もし悲しみがあるなら、それ自体がmityāです。
◎サッテャとミッテャーの混乱
ここからの物語は、satyaとmityāの概念の混乱を、ある王様の宮廷にいた二人の学者の例で説明しています。
一人目の学者は、アドヴァイティー(一元論)で、ブランマンはsatyaであり、世界はミmityāであると主張しました。
彼にとって、原因はsatyaであり、結果である全世界はmityāでした。
彼は、王様がブランマンであると語ることで王様の精神状態を良好に保ちました。
二人目の学者は、ドヴァイティー(二元論)で、王様はブランマンではなく、プンニャとパーパのの対象であり、結果、造られたものだとと説きました。
この学者は、自分が言っていることは聖典で述べられている真実であると主張し続けました。
彼は、毎日の教えの中で、ヴェーダーンタを引用することによって、彼の発言を証拠立てることさえしました。
ある日、王様と両学者が巡礼の旅に出かけ、森で巨大な象に遭遇しました。
アドヴァイティーの学者は一番に象を見て逃げ出し、王様やドヴァイティーもそれに続きました。
翌日、ドヴァイティーの学者は、アドヴァイティーの学者が「世界はミッテャー」と言いながらも、ミッテャーであるはずの象から逃げたことを指摘し、彼の教えは矛盾していると王様に訴えました。
これに対し、アドヴァイティーの学者は次のように答えました。
「王様、象は確かにmityāです。
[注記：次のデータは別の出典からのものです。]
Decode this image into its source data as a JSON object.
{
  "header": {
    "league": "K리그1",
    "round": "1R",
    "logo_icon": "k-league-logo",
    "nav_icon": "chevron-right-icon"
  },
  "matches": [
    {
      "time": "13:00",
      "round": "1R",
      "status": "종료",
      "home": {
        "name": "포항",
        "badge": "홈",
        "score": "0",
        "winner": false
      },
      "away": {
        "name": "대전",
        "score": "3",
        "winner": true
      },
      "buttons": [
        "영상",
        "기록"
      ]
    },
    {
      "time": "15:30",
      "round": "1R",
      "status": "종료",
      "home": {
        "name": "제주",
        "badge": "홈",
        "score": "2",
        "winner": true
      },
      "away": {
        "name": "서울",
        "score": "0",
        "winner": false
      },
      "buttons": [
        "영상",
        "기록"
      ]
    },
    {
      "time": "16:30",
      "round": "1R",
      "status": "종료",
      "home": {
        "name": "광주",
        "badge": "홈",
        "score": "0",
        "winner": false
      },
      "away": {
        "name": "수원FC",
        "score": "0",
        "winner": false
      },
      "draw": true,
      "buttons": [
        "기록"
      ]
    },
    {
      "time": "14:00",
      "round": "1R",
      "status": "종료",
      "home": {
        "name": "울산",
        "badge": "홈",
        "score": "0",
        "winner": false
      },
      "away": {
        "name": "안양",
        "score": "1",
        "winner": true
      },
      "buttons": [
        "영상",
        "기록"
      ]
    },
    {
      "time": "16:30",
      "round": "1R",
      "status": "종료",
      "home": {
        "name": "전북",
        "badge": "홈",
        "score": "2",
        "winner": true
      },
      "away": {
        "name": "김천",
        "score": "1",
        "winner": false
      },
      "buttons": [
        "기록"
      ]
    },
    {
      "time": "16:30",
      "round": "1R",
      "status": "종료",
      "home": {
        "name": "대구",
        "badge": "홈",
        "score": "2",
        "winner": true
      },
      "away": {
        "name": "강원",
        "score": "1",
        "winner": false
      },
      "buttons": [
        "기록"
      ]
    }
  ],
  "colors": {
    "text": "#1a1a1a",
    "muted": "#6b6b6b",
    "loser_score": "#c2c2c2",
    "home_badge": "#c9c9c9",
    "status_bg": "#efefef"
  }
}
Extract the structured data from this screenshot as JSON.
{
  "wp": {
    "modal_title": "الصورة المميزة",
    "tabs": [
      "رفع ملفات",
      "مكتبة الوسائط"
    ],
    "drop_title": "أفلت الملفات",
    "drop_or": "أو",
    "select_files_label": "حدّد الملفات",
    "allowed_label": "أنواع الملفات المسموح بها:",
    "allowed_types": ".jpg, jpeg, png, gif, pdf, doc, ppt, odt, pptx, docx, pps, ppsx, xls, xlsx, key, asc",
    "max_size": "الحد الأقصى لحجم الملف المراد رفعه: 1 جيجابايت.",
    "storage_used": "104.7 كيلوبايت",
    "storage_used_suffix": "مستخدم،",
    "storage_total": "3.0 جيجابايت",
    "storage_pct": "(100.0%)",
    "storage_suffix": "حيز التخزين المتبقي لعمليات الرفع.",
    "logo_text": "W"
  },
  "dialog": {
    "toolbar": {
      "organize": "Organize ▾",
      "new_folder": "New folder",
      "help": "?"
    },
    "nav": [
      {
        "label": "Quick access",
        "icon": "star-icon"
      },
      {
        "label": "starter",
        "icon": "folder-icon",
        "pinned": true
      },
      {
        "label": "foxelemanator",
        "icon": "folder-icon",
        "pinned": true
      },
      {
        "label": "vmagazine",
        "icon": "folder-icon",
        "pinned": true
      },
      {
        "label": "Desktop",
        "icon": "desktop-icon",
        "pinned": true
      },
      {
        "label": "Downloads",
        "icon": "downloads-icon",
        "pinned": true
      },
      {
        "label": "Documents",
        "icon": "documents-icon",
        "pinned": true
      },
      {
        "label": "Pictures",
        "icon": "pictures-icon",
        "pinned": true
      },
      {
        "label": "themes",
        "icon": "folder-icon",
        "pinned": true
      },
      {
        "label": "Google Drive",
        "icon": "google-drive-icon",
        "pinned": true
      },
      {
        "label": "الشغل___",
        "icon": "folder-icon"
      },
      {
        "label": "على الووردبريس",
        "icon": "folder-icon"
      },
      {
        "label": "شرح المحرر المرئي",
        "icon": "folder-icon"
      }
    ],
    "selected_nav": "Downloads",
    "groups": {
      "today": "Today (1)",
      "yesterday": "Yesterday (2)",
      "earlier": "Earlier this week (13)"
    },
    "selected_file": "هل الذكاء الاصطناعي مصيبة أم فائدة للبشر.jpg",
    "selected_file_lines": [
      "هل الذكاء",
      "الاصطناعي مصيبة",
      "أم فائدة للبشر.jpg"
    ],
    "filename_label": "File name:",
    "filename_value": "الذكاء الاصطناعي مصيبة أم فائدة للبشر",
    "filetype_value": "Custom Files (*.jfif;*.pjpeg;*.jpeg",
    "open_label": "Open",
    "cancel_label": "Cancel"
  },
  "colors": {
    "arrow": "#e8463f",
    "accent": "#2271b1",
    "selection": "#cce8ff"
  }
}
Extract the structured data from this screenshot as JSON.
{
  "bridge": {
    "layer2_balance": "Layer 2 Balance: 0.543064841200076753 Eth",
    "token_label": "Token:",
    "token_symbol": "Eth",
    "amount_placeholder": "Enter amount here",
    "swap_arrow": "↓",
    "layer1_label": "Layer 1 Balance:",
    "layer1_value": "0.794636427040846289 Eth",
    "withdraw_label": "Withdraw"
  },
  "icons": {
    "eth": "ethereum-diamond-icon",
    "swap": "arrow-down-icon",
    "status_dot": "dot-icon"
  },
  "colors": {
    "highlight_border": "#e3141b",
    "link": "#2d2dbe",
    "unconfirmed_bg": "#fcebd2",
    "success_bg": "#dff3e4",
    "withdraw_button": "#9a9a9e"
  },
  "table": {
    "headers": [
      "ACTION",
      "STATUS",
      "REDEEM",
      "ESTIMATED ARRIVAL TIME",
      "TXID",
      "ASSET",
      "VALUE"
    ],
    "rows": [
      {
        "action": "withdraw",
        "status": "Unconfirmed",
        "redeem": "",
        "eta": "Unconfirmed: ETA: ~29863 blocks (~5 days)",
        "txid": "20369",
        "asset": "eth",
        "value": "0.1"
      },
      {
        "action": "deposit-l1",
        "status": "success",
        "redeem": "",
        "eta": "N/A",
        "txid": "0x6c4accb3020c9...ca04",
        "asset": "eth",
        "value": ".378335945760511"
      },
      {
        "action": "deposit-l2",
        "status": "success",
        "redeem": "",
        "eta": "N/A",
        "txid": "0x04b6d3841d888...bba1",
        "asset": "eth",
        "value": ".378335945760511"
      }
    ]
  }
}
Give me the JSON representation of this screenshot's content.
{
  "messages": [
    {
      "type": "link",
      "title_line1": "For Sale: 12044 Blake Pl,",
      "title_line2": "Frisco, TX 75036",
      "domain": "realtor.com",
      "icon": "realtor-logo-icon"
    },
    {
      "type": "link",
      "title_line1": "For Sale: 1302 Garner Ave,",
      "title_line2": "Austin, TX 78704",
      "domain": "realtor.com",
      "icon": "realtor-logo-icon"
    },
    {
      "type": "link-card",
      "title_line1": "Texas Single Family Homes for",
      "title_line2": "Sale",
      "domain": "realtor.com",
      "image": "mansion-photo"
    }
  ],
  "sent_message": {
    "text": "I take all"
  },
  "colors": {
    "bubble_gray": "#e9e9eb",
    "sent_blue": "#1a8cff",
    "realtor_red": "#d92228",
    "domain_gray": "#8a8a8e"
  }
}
しかし、逃げることがsatyaだとは、いつ私が言いましたか? 逃げることもまたmityāなのです! 私の中に悲しみや恐れは見つかりません。私はただ、するべきことをしただけです。」
これがヴェーダーンタの宇宙観です。
ヴェーダーンタは、ある認識[sat-buddhi]の立場からは全てがサッテャであると言い、asat-buddhiの立場からは全てがmityāであると言います。
この視点では、何も否定されません。
全ての行いも、行いをする人もmityāです。
なぜなら、それらは絶えず変化するものであるからです。
ātmāだけがsatyaです。
賢者のように、satyaとmityāの両方を明確に理解できれば、悲しむ理由はありません。
satには終わりがなく、常に存在します。
一方、satに依存し、単なる名前と形であるasatには本当の存在がなく、ゆえにmityāです。
◎ミッテャーという説明がつかないもの
mityāとは、bhāvaでもなければabhāvaでもなく、それは、それ自身の存在を持たず、完全に無いということでもありません。
それは、何か中間のもので、私達が「mityāは説明できない」言う時に意味することです。
リアリティ[sat、vastu]は、説明できないという人々がいますが、ヴェーダーンタの宇宙観は、まさに反対です。
唯一、vastuだけが、たとえ、言葉で直接説明するのが難しいものだとしても、明らかにされることが出来ます。
そして、他の全てのものは、説明できないものです。
◎真実は定義されることができるか?
一般的に真実は定義できないと考えられがちですが、真実だけが定義されることができます。
それ以外の全てのものは、条件付きでしか定義できず、さらなる説明が必要です。
mityāは、ある[sat]でも、無い[tuccha]でもない、中間的なものとして定義されます。
それはそれ自身の独立した存在を持たず、完全に存在しないわけでもありません。
そのため、mityāは「説明できない」とされますが、これは「全く理解不能」という意味ではなく、「カテゴリー分けして定義することができない」という意味です。
過去、現在、未来の3つの時間全てにおいて否定できないものがsatyaであり、3つの時間全てにおいて全く存在しないものがtucchaです。
そして、そのどちらでもない中間にあるものが、mityā、あるいはasatなのです。